But There's Infinitely Many Factorials!

For $n=1,2,3,4,5,6$ we check manually .Where we notice for $n=5$ , $n! +5$ is a perfect cube.For $n\geq7$

$n!+5\equiv5\pmod {7}$ .Which is not a cubic residue class modulo 7.

Thus the only positive integer with the desired property is $n=5$ .

The answer is $\boxed{5}$

Let $n! + 5 = y^3$ for some integers $n$ and $y$ . We can explicitly check the cases when $1 \leq n \leq 9$ via a calculator which gives a solution $(n,y) = (5,5)$ .
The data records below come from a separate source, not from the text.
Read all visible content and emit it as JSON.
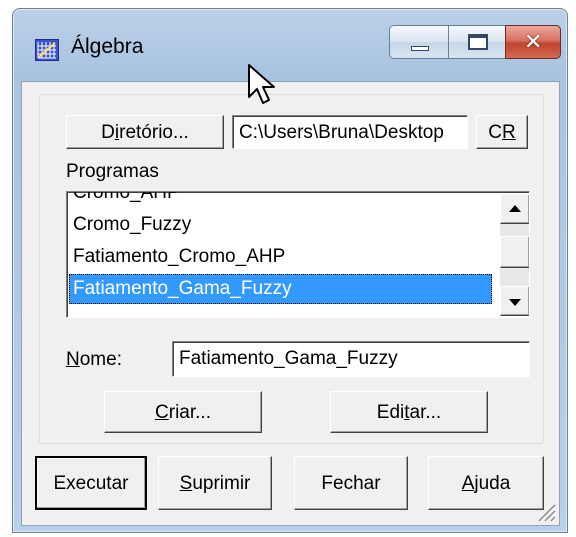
{
  "window": {
    "title": "Álgebra",
    "controls": {
      "minimize": "minimize-icon",
      "maximize": "maximize-icon",
      "close": "close-icon"
    },
    "close_glyph": "✕",
    "accent": "#3399ff"
  },
  "directory": {
    "button_prefix": "D",
    "button_underlined": "i",
    "button_suffix": "retório...",
    "path_value": "C:\\Users\\Bruna\\Desktop",
    "cr_prefix": "C",
    "cr_underlined": "R"
  },
  "programs": {
    "label": "Programas",
    "items": [
      {
        "label": "Cromo_AHP"
      },
      {
        "label": "Cromo_Fuzzy"
      },
      {
        "label": "Fatiamento_Cromo_AHP"
      },
      {
        "label": "Fatiamento_Gama_Fuzzy",
        "selected": true
      }
    ]
  },
  "name_field": {
    "label_underlined": "N",
    "label_rest": "ome:",
    "value": "Fatiamento_Gama_Fuzzy"
  },
  "actions": {
    "create_underlined": "C",
    "create_rest": "riar...",
    "edit_prefix": "Edi",
    "edit_underlined": "t",
    "edit_rest": "ar..."
  },
  "footer": {
    "execute": "Executar",
    "suppress_underlined": "S",
    "suppress_rest": "uprimir",
    "close": "Fechar",
    "help_underlined": "A",
    "help_rest": "juda"
  }
}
When $n! \geq 10$ then $25 | n!$ and so $25 \! \not | \> n! + 5$ meaning $25 \! \not | \> y^3$ . Also, since $5 | n! + 5$ , we must have $5 | y^3$ which implies $5 | y$ and $125 | y^3$ . However this causes a contradiction as now $25 | y^3$ . Hence there are no solutions for $n \geq 10$ giving only one of $5$ .

We know that a perfect cube is always of the form $9k + 1$ or $9k - 1$

So , if value of $n > 5$ , then the given no. is of the form $9k + 5$ .

So , testing up the cases till n = 5 yields $\fbox{n = 5}$ as the only solution.

Suppose for some $n \geq 5$ , $n!+5$ is a perfect cube. Then $n!+5=5{(n-1)!+1}$ So $(n-1)!+1$ must have a unit digit 5. Or $(n-1)!$ must end in 4. This can't happen for $n<4$ Thus, $\boxed {n=5}$ is the only solution.